During the 42 years of Colonel Qaddafi’s rule, underground organizations like Belhaj’s Libyan Islamic Fighting Group and the Muslim Brotherhood were the only opposition. Although outlawed and persecuted, they had a network through mosques that secular opponents of the government could not match. That has also given them a head start in political organizing now, and they appear to be wasting no time.
“There will be attempts by some parties to take over; it’s only natural,” said one prominent official with the Transitional National Council, who spoke anonymously so as not to alienate the Islamists. “And definitely Etilaf is trying to increase its influence.
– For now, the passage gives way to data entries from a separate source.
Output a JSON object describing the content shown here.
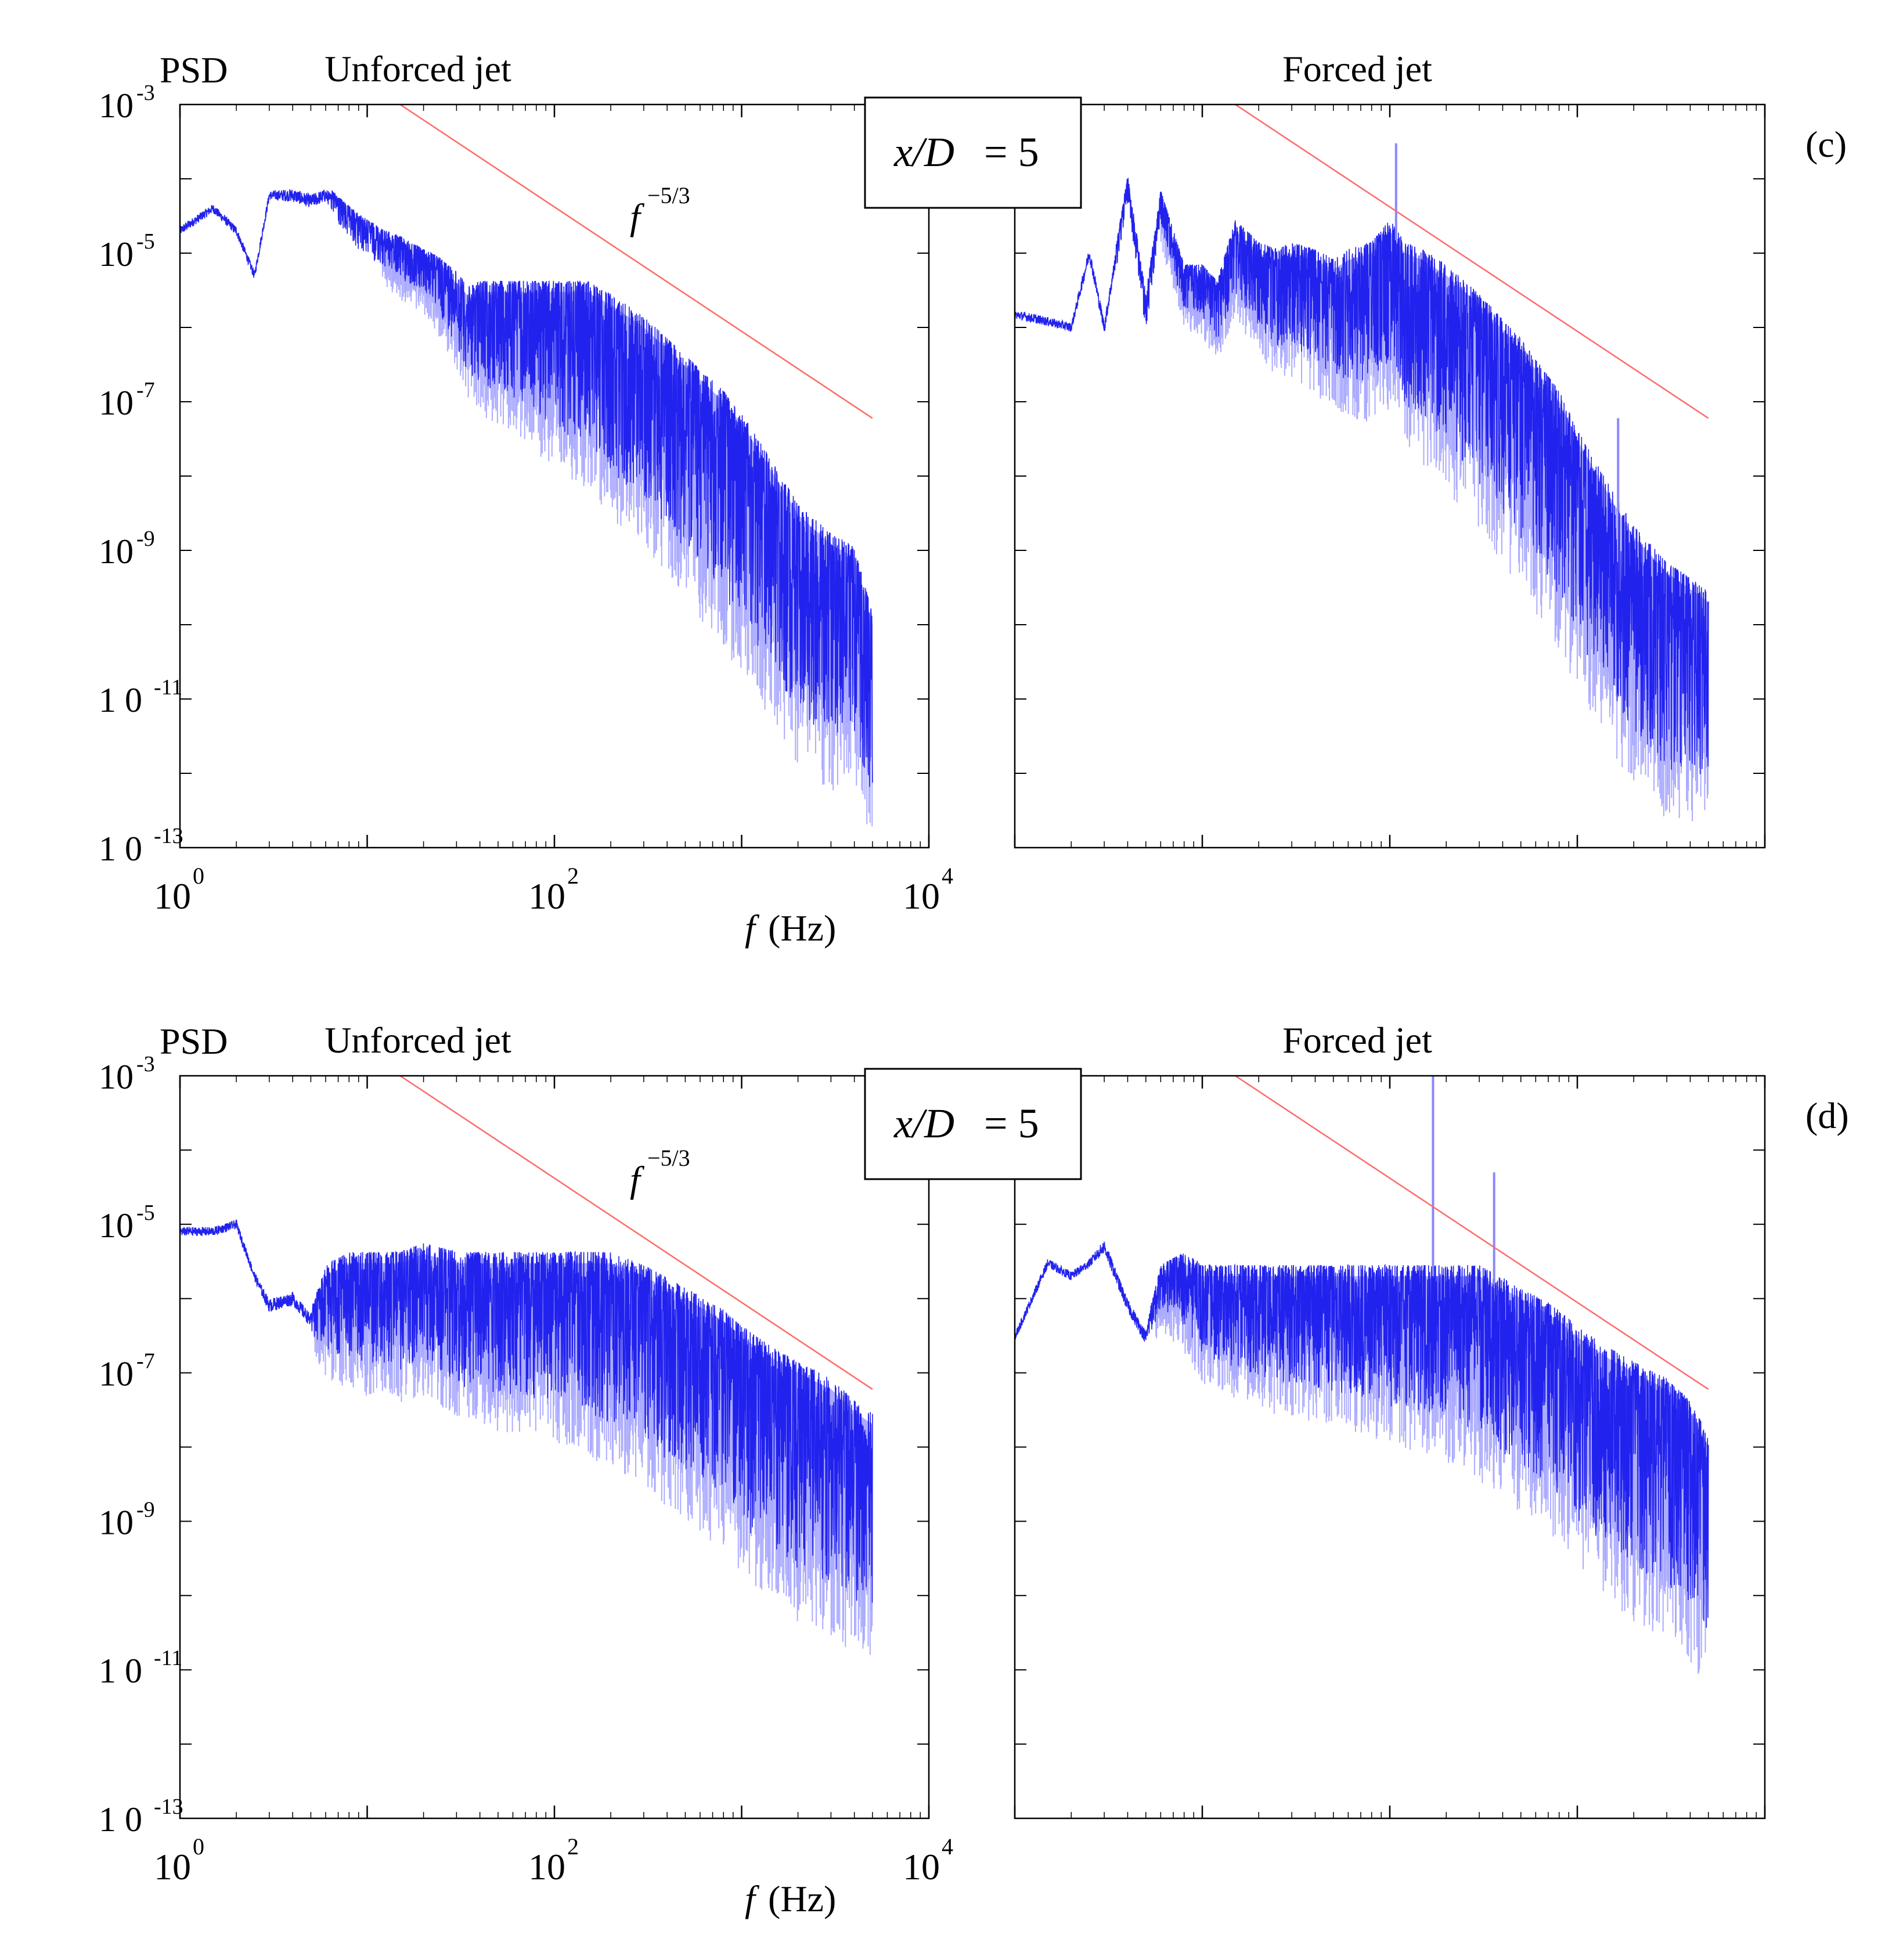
{
  "chart_data": [
    {
      "type": "line",
      "panel": "(c)",
      "ylabel": "PSD",
      "position_label": {
        "var": "x/D",
        "value": "= 5"
      },
      "xlabel": {
        "symbol": "f",
        "unit": "(Hz)"
      },
      "xlim": [
        1,
        10000
      ],
      "ylim": [
        1e-13,
        0.001
      ],
      "x_scale": "log",
      "y_scale": "log",
      "x_ticks": [
        {
          "base": "10",
          "exp": "0"
        },
        {
          "base": "10",
          "exp": "2"
        },
        {
          "base": "10",
          "exp": "4"
        }
      ],
      "y_ticks": [
        {
          "base": "10",
          "exp": "-3"
        },
        {
          "base": "10",
          "exp": "-5"
        },
        {
          "base": "10",
          "exp": "-7"
        },
        {
          "base": "10",
          "exp": "-9"
        },
        {
          "base": "1 0",
          "exp": "-11"
        },
        {
          "base": "1 0",
          "exp": "-13"
        }
      ],
      "slope_label": {
        "base": "f",
        "exp": "−5/3"
      },
      "subplots": [
        {
          "title": "Unforced jet",
          "x": [
            1,
            1.5,
            2,
            2.5,
            3,
            4,
            5,
            6,
            8,
            10,
            12,
            15,
            20,
            25,
            30,
            35,
            40,
            50,
            60,
            80,
            100,
            150,
            200,
            300,
            500,
            800,
            1000,
            1500,
            2000,
            3000,
            4000,
            5000
          ],
          "y": [
            2e-05,
            4e-05,
            2e-05,
            5e-06,
            6e-05,
            6e-05,
            5e-05,
            6e-05,
            3e-05,
            2e-05,
            1.5e-05,
            1.2e-05,
            8e-06,
            6e-06,
            4e-06,
            2.5e-06,
            3e-06,
            3e-06,
            3e-06,
            3e-06,
            3e-06,
            3e-06,
            2e-06,
            1e-06,
            3e-07,
            1e-07,
            5e-08,
            1e-08,
            3e-09,
            1.2e-09,
            8e-10,
            1e-10
          ],
          "spread_decades": [
            0.2,
            0.2,
            0.2,
            0.2,
            0.2,
            0.3,
            0.3,
            0.3,
            0.5,
            0.5,
            0.5,
            0.6,
            0.6,
            0.8,
            1.0,
            1.2,
            1.4,
            1.5,
            1.6,
            1.8,
            2.0,
            2.2,
            2.4,
            2.5,
            2.6,
            2.8,
            2.8,
            2.8,
            2.8,
            2.8,
            2.6,
            2.5
          ],
          "slope_line": {
            "x": [
              15,
              5000
            ],
            "y": [
              0.001,
              6e-08
            ]
          }
        },
        {
          "title": "Forced jet",
          "x": [
            1,
            1.5,
            2,
            2.5,
            3,
            4,
            5,
            6,
            8,
            10,
            12,
            15,
            20,
            25,
            30,
            40,
            50,
            60,
            80,
            100,
            120,
            150,
            200,
            300,
            500,
            800,
            1000,
            1500,
            2000,
            3000,
            4000,
            5000
          ],
          "y": [
            1.5e-06,
            1.2e-06,
            1e-06,
            1e-05,
            1e-06,
            8e-05,
            2e-06,
            5e-05,
            5e-06,
            5e-06,
            3e-06,
            2e-05,
            1e-05,
            8e-06,
            1e-05,
            8e-06,
            6e-06,
            8e-06,
            1e-05,
            2e-05,
            1e-05,
            8e-06,
            5e-06,
            2e-06,
            5e-07,
            1e-07,
            3e-08,
            5e-09,
            1.5e-09,
            5e-10,
            3e-10,
            2e-10
          ],
          "spread_decades": [
            0.2,
            0.2,
            0.2,
            0.3,
            0.3,
            0.4,
            0.5,
            0.5,
            0.6,
            0.7,
            0.8,
            1.0,
            1.2,
            1.3,
            1.4,
            1.5,
            1.6,
            1.8,
            1.9,
            2.0,
            2.2,
            2.3,
            2.4,
            2.6,
            2.7,
            2.8,
            2.8,
            2.8,
            2.8,
            2.8,
            2.6,
            2.5
          ],
          "peaks": [
            {
              "x": 108,
              "y": 0.0003
            },
            {
              "x": 1650,
              "y": 6e-08
            }
          ],
          "slope_line": {
            "x": [
              15,
              5000
            ],
            "y": [
              0.001,
              6e-08
            ]
          }
        }
      ]
    },
    {
      "type": "line",
      "panel": "(d)",
      "ylabel": "PSD",
      "position_label": {
        "var": "x/D",
        "value": "= 5"
      },
      "xlabel": {
        "symbol": "f",
        "unit": "(Hz)"
      },
      "xlim": [
        1,
        10000
      ],
      "ylim": [
        1e-13,
        0.001
      ],
      "x_scale": "log",
      "y_scale": "log",
      "x_ticks": [
        {
          "base": "10",
          "exp": "0"
        },
        {
          "base": "10",
          "exp": "2"
        },
        {
          "base": "10",
          "exp": "4"
        }
      ],
      "y_ticks": [
        {
          "base": "10",
          "exp": "-3"
        },
        {
          "base": "10",
          "exp": "-5"
        },
        {
          "base": "10",
          "exp": "-7"
        },
        {
          "base": "10",
          "exp": "-9"
        },
        {
          "base": "1 0",
          "exp": "-11"
        },
        {
          "base": "1 0",
          "exp": "-13"
        }
      ],
      "slope_label": {
        "base": "f",
        "exp": "−5/3"
      },
      "subplots": [
        {
          "title": "Unforced jet",
          "x": [
            1,
            1.5,
            2,
            2.5,
            3,
            4,
            5,
            6,
            8,
            10,
            15,
            20,
            30,
            50,
            80,
            100,
            150,
            200,
            300,
            500,
            800,
            1000,
            1500,
            2000,
            3000,
            4000,
            5000
          ],
          "y": [
            8e-06,
            8e-06,
            1e-05,
            2e-06,
            8e-07,
            1e-06,
            5e-07,
            2e-06,
            3e-06,
            3e-06,
            3e-06,
            4e-06,
            3e-06,
            3e-06,
            3e-06,
            3e-06,
            3e-06,
            3e-06,
            2e-06,
            1e-06,
            5e-07,
            3e-07,
            1.5e-07,
            1e-07,
            6e-08,
            3e-08,
            2e-08
          ],
          "spread_decades": [
            0.2,
            0.2,
            0.2,
            0.2,
            0.3,
            0.3,
            0.3,
            1.2,
            1.4,
            1.5,
            1.6,
            1.6,
            1.8,
            1.9,
            2.0,
            2.0,
            2.2,
            2.3,
            2.4,
            2.5,
            2.6,
            2.7,
            2.8,
            2.8,
            2.8,
            2.7,
            2.6
          ],
          "slope_line": {
            "x": [
              15,
              5000
            ],
            "y": [
              0.001,
              6e-08
            ]
          }
        },
        {
          "title": "Forced jet",
          "x": [
            1,
            1.5,
            2,
            2.5,
            3,
            4,
            5,
            6,
            8,
            10,
            15,
            20,
            30,
            50,
            80,
            100,
            150,
            200,
            300,
            500,
            800,
            1000,
            1500,
            2000,
            3000,
            4000,
            5000
          ],
          "y": [
            3e-07,
            3e-06,
            2e-06,
            3e-06,
            5e-06,
            8e-07,
            3e-07,
            2e-06,
            3e-06,
            2e-06,
            2e-06,
            2e-06,
            2e-06,
            2e-06,
            2e-06,
            2e-06,
            2e-06,
            2e-06,
            2e-06,
            1e-06,
            5e-07,
            3e-07,
            1.5e-07,
            1e-07,
            6e-08,
            3e-08,
            1e-08
          ],
          "spread_decades": [
            0.2,
            0.2,
            0.2,
            0.2,
            0.3,
            0.3,
            0.3,
            0.6,
            1.0,
            1.2,
            1.4,
            1.5,
            1.6,
            1.7,
            1.8,
            1.9,
            2.0,
            2.1,
            2.3,
            2.4,
            2.5,
            2.6,
            2.7,
            2.8,
            2.8,
            2.8,
            2.8
          ],
          "peaks": [
            {
              "x": 170,
              "y": 0.001
            },
            {
              "x": 360,
              "y": 5e-05
            }
          ],
          "slope_line": {
            "x": [
              15,
              5000
            ],
            "y": [
              0.001,
              6e-08
            ]
          }
        }
      ]
    }
  ],
  "colors": {
    "spectrum": "#2222ee",
    "spectrum_light": "#8888ff",
    "slope": "#ff6a6a",
    "axes": "#000000"
  }
}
And we’re hearing much more from the Islamists in the media because they are more organized and they are more articulate.”
Nayed conceded that might be true, but was unconcerned. “My answer to anyone who complains about that: You must be as articulate as they are and as organized as they are,” he said. “And I think we’re starting to see that among various youth groups.”
Fathi Ben Issa, a former Etilaf member who became an early representative on the Tripoli council, said he quit his position after learning that the Muslim Brotherhood members who dominate that body wanted to ban theater, cinema, and arts like sculpture of the human form. “They were like the Taliban,” he said. “We didn’t get rid of Qaddafi to replace him with such people.” The final straw, he said, came when Etilaf began circulating a proposed fatwa to bar women from driving.
Most Libyans are quick to bristle at suggestions that their own Islamists might one day go the way of Iran where, after the fall of Shah Mohammed Reza Pahlavi, Ayatollah Ruhollah Khomeini stomped out a short-lived liberal government by denouncing democracy as un-Islamic.
Sallabi said he hoped Libyans could find a leader on the model of George Washington, whom he had been reading about lately. “After his struggle he went back to his farm, even though the American people wanted him to be president,” Sallabi said. “He was a great man.”
Referring to Sallabi, Ben Issa, who said he has received death threats since breaking with the Islamists, retorted: “He is just hiding his intentions. He says one thing to the BBC and another to al-Jazeera. If you believe him, then you don’t know the Muslim Brothers.”
Rico says the Muslim Brothers? Is that like the Righteous Brothers, only singing in Arabic?